The tie was ours West Ham were sent scurrying back to their places and all that was left to do was play a bit of exhibition football until the final whistle.
Fabianski: is obviously going to be our number one goal keeper next year, kept us in the tie with a brilliant save just before half time. 8
Sagna: crap crossing as usual but we scored more goals than they did so I guess that’s all that counts. 7
Gallas: always good nowadays but why was he risked? 7.5
Vermaelen: I would have preferred to have known that he was doing an add for a Belgian beer at home rather than risking himself in East London. 7.5
Silvestre: in his defence, the West Ham’s goal was off side. 6
Wilshire: the idea that he will get games at a team that will be fighting for their lives in the not too distant future like Burnley makes me laugh. 5.5
Song: I have one request: come back soon and safe. 9
Ramsey: ohhh we like Ramsey, sprang to life when the dynamic Gallic duo came on and made everyone’s afternoon. 8
Merida: totally out of his depth but how do you improve unless you play. 6
Eduardo: needed that goal badly. 7.5
Vela: the young Mexican’s attitude has changed from a person who expected to glide into the first team when he first arrived to one who seems to be prepared to fight for it, improved enormously when he moved out to the wing. 7
Which brings me to the question above: who says that the magic of the FA cup is dead?
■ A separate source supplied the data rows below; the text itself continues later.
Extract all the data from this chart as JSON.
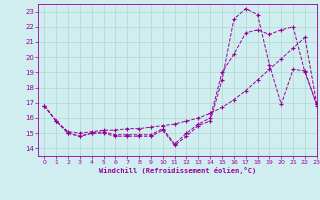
{
  "xlabel": "Windchill (Refroidissement éolien,°C)",
  "xlim": [
    -0.5,
    23
  ],
  "ylim": [
    13.5,
    23.5
  ],
  "xticks": [
    0,
    1,
    2,
    3,
    4,
    5,
    6,
    7,
    8,
    9,
    10,
    11,
    12,
    13,
    14,
    15,
    16,
    17,
    18,
    19,
    20,
    21,
    22,
    23
  ],
  "yticks": [
    14,
    15,
    16,
    17,
    18,
    19,
    20,
    21,
    22,
    23
  ],
  "bg_color": "#d0eef0",
  "line_color": "#990099",
  "grid_color": "#b0d8d0",
  "curve1_x": [
    0,
    1,
    2,
    3,
    4,
    5,
    6,
    7,
    8,
    9,
    10,
    11,
    12,
    13,
    14,
    15,
    16,
    17,
    18,
    19,
    20,
    21,
    22,
    23
  ],
  "curve1_y": [
    16.8,
    15.8,
    15.0,
    14.8,
    15.0,
    15.0,
    14.8,
    14.8,
    14.8,
    14.8,
    15.2,
    14.2,
    14.8,
    15.5,
    15.8,
    18.5,
    22.5,
    23.2,
    22.8,
    19.5,
    16.9,
    19.2,
    19.1,
    16.8
  ],
  "curve2_x": [
    0,
    1,
    2,
    3,
    4,
    5,
    6,
    7,
    8,
    9,
    10,
    11,
    12,
    13,
    14,
    15,
    16,
    17,
    18,
    19,
    20,
    21,
    22,
    23
  ],
  "curve2_y": [
    16.8,
    15.8,
    15.1,
    15.0,
    15.1,
    15.2,
    15.2,
    15.3,
    15.3,
    15.4,
    15.5,
    15.6,
    15.8,
    16.0,
    16.3,
    16.7,
    17.2,
    17.8,
    18.5,
    19.2,
    19.9,
    20.6,
    21.3,
    16.9
  ],
  "curve3_x": [
    0,
    1,
    2,
    3,
    4,
    5,
    6,
    7,
    8,
    9,
    10,
    11,
    12,
    13,
    14,
    15,
    16,
    17,
    18,
    19,
    20,
    21,
    22,
    23
  ],
  "curve3_y": [
    16.8,
    15.8,
    15.0,
    14.8,
    15.0,
    15.1,
    14.9,
    14.9,
    14.9,
    14.9,
    15.3,
    14.3,
    15.0,
    15.6,
    16.0,
    19.0,
    20.2,
    21.6,
    21.8,
    21.5,
    21.8,
    22.0,
    19.0,
    16.9
  ]
}
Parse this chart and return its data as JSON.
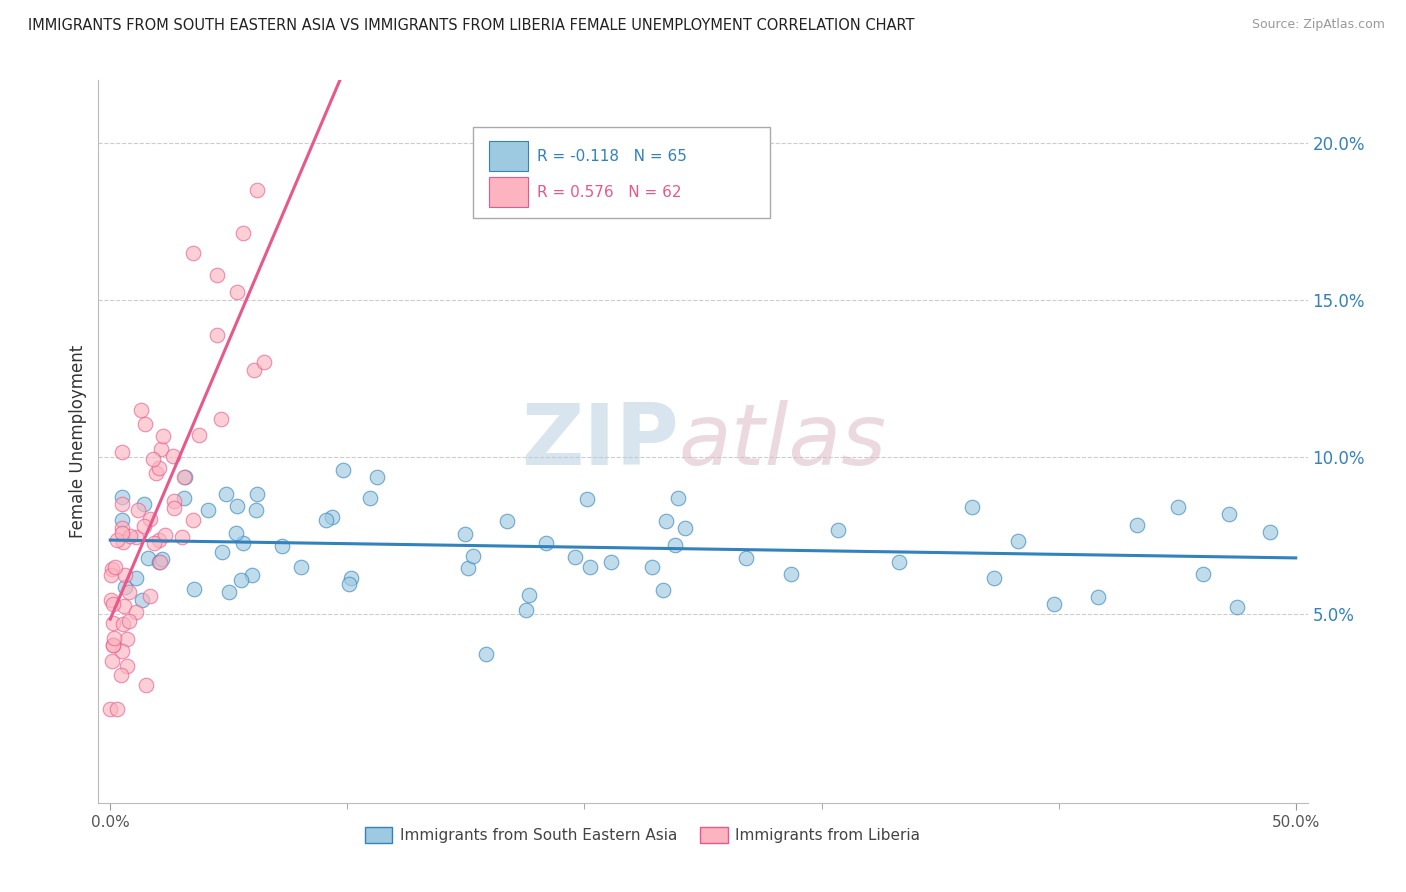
{
  "title": "IMMIGRANTS FROM SOUTH EASTERN ASIA VS IMMIGRANTS FROM LIBERIA FEMALE UNEMPLOYMENT CORRELATION CHART",
  "source": "Source: ZipAtlas.com",
  "ylabel": "Female Unemployment",
  "y_ticks": [
    0.05,
    0.1,
    0.15,
    0.2
  ],
  "y_tick_labels": [
    "5.0%",
    "10.0%",
    "15.0%",
    "20.0%"
  ],
  "xlim": [
    0.0,
    0.5
  ],
  "ylim": [
    -0.01,
    0.22
  ],
  "r_sea": -0.118,
  "n_sea": 65,
  "r_lib": 0.576,
  "n_lib": 62,
  "color_sea": "#9ecae1",
  "color_lib": "#fbb4c0",
  "trendline_color_sea": "#3182bd",
  "trendline_color_lib": "#e8588a",
  "legend_label_sea": "Immigrants from South Eastern Asia",
  "legend_label_lib": "Immigrants from Liberia",
  "sea_seed": 77,
  "lib_seed": 13
}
I do — it left me as I made the long, lonely walk from the Stade de France back into the centre of Paris with the memory of being one up and the image of Thierry Henry being one on one with Valdes; he missed. It still hurts; I want to win that one more than I want us to win anything else and I don’t want our players arriving at the next final more tired than they need to be from unnecessary exertions in the now almost insignificant FA Cup. By beating West Ham we are forced to go to Stoke a couple of weeks before the CL re-starts and by doing so we risk fatigue at best and injury at worst. I would have preferred a completely CC team and worked on the basis that if the kids swam they swam and if they sank they sank.